Ik kijk op het gele memootje dat met extra plakband op het dashboard is vastgeplakt. Vijf tips waaraan ik mij moet houden voor een succesvolle race. Ik dreun ze in gedachten hardop voor. De wollen wintershawl kriebelt in mijn nek en voor mijn mond. Ik had toch beter de zijden genomen. Maar ja, het zijde zweet te veel en kan wegglijden tijdens de race. En dat wil ik niet.

De spanning stijgt. Ik zie vijf rode lampen gloeien en hoop even stiekum dat ze nooit uitgaan. Maar daar gaan ze, een voor een uit. Het ziet groen voor ogen. Mijn eerste reflex is goed. Ik laat de koppeling los en geef gas. Dan begint het tollen. Iets te veel gas. Ineens bevind ik me in een grote carrousel op de kermis en zie zo af en toe wat bekende gezichten voorbij komen. Ik klem me vast aan het veel te kleine stuur en sla hard met mijn vuist op de rode knop. Die doet helemaal niets. Is ie nou helemaal betoeterd? Wat een mechanisch malheur. Slechte instelling? Software die het aflaat?

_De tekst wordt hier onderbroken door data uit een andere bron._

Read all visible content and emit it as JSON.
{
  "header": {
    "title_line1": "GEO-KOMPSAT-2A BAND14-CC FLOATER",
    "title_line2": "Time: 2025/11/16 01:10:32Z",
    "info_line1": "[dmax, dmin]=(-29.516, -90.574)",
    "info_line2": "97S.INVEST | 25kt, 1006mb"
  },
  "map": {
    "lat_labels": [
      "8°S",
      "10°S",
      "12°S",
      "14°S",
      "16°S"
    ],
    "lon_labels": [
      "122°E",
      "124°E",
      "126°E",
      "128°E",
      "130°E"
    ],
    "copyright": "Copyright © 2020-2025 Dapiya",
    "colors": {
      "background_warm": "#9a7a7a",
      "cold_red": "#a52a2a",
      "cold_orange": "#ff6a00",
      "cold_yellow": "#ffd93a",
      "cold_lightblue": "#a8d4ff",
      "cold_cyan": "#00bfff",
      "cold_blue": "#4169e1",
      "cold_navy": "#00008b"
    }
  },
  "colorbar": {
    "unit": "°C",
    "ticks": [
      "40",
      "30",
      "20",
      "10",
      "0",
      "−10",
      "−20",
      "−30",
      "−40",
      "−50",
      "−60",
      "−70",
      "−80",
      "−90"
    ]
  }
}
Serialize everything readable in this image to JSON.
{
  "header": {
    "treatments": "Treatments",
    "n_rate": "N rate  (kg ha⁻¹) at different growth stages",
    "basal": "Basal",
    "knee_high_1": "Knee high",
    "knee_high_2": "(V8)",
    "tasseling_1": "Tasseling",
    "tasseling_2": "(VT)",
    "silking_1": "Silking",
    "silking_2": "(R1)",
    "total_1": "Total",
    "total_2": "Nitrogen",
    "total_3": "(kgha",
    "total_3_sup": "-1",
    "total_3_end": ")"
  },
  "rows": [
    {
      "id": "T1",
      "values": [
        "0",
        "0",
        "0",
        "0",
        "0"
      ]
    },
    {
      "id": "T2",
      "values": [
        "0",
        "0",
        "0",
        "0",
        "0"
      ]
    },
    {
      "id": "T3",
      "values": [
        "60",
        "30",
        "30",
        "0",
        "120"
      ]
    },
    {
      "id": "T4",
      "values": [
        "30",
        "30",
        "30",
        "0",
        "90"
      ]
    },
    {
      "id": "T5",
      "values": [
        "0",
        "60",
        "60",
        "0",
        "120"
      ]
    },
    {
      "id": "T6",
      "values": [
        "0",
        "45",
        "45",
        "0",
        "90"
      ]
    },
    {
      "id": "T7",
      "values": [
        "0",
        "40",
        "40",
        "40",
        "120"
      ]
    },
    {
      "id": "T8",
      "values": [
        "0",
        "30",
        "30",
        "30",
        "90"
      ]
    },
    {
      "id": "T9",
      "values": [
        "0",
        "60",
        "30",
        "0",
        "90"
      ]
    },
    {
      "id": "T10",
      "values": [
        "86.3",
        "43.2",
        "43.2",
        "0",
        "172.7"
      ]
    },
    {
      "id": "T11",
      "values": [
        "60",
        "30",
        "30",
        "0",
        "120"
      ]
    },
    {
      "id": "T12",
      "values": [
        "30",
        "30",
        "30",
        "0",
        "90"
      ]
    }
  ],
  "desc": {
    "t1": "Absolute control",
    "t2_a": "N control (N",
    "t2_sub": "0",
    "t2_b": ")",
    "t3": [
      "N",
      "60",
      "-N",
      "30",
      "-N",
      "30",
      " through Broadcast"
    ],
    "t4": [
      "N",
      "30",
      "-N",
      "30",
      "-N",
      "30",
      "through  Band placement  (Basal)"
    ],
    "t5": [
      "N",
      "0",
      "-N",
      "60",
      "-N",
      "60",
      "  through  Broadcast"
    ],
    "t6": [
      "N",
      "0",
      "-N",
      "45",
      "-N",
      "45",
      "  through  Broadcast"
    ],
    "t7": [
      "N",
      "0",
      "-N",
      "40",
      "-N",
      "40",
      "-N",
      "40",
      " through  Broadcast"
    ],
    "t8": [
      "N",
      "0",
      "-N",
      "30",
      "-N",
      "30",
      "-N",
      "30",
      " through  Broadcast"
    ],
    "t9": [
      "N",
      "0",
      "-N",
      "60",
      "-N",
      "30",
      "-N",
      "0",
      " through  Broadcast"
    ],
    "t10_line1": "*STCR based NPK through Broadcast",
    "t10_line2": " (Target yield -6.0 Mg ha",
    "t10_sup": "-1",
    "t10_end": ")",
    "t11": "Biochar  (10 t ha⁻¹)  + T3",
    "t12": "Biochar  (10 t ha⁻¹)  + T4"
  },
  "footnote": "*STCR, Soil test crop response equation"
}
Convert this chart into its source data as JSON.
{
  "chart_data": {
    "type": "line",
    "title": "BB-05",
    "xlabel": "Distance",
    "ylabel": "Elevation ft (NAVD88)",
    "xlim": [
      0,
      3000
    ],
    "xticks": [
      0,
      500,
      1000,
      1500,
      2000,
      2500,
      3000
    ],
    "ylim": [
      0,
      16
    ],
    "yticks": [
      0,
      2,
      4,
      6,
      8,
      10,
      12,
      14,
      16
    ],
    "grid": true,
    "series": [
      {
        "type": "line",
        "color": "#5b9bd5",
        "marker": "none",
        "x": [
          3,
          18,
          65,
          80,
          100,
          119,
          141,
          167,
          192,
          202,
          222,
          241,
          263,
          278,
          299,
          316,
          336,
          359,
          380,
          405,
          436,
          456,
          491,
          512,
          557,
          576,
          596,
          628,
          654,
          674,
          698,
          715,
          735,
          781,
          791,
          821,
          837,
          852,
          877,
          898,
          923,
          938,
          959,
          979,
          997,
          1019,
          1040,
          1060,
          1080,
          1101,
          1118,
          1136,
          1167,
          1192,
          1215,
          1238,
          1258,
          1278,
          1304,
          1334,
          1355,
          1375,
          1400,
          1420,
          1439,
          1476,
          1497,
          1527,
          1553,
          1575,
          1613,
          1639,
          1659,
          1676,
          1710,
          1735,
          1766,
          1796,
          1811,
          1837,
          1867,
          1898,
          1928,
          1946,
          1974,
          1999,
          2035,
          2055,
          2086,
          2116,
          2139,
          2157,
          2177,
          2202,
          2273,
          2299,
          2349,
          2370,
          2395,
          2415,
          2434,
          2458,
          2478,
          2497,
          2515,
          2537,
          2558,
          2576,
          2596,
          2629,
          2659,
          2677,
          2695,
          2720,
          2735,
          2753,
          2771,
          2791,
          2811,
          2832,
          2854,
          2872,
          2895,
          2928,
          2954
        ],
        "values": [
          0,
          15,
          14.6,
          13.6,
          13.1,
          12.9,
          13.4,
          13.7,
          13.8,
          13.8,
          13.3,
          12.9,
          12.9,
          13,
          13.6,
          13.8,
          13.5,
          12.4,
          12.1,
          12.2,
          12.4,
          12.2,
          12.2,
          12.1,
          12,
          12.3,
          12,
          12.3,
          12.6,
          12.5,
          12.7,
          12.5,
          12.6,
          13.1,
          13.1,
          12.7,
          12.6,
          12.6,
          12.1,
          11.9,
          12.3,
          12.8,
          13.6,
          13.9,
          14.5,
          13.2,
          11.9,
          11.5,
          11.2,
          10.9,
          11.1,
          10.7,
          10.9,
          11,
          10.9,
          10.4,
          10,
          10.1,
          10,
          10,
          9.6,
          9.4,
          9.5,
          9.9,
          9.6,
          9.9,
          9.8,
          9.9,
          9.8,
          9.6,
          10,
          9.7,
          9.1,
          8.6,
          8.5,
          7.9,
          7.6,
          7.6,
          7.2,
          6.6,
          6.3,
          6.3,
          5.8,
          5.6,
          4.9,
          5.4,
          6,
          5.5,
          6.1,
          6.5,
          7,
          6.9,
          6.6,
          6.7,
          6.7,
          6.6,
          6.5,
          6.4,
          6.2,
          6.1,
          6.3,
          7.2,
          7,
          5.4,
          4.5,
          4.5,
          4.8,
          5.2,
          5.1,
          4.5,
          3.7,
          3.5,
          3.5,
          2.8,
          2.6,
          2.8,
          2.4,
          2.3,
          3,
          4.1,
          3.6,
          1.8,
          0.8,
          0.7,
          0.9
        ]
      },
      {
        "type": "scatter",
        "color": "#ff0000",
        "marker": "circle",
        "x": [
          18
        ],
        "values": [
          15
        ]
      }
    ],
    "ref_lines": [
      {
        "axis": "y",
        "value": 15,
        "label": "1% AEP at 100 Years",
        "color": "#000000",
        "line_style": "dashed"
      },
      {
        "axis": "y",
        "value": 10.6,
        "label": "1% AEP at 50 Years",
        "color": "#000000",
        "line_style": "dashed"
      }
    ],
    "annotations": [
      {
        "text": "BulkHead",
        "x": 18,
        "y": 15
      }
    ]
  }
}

Links en rechts stormen bolides aan me voorbij. Zie ik ze nu lachen naar mij, of verbeeld ik me dat? Ik sta stil, met de neus 180 graden gedraaid. Als ik omhoog kijk zie ik de brede finishvlag reclame wapperen. Dunlop. Dunloop zullen ze bedoelen. De diarree loopt langs mijn benen en blijft gedeeltelijk plakken in mijn plastic leren broek, de rest zinkt langzaam af in mijn schoenen, samen met mijn moed.

Wat een afgang. De eerste bocht heb ik niet eens gehaald. Langs de kant ligt mijn aanhang dubbelgevouwen over de boarding. Had ik maar nooit die weddenschap afgesloten. Maar ja, wie A zegt moet ook B zeggen. Zelfs kort door de docht. Een grote kraanwagen komt aangereden en takelt me weg. Daar bungel ik dan in de lucht, met mijn broek vol poep. Eens en nooit meer.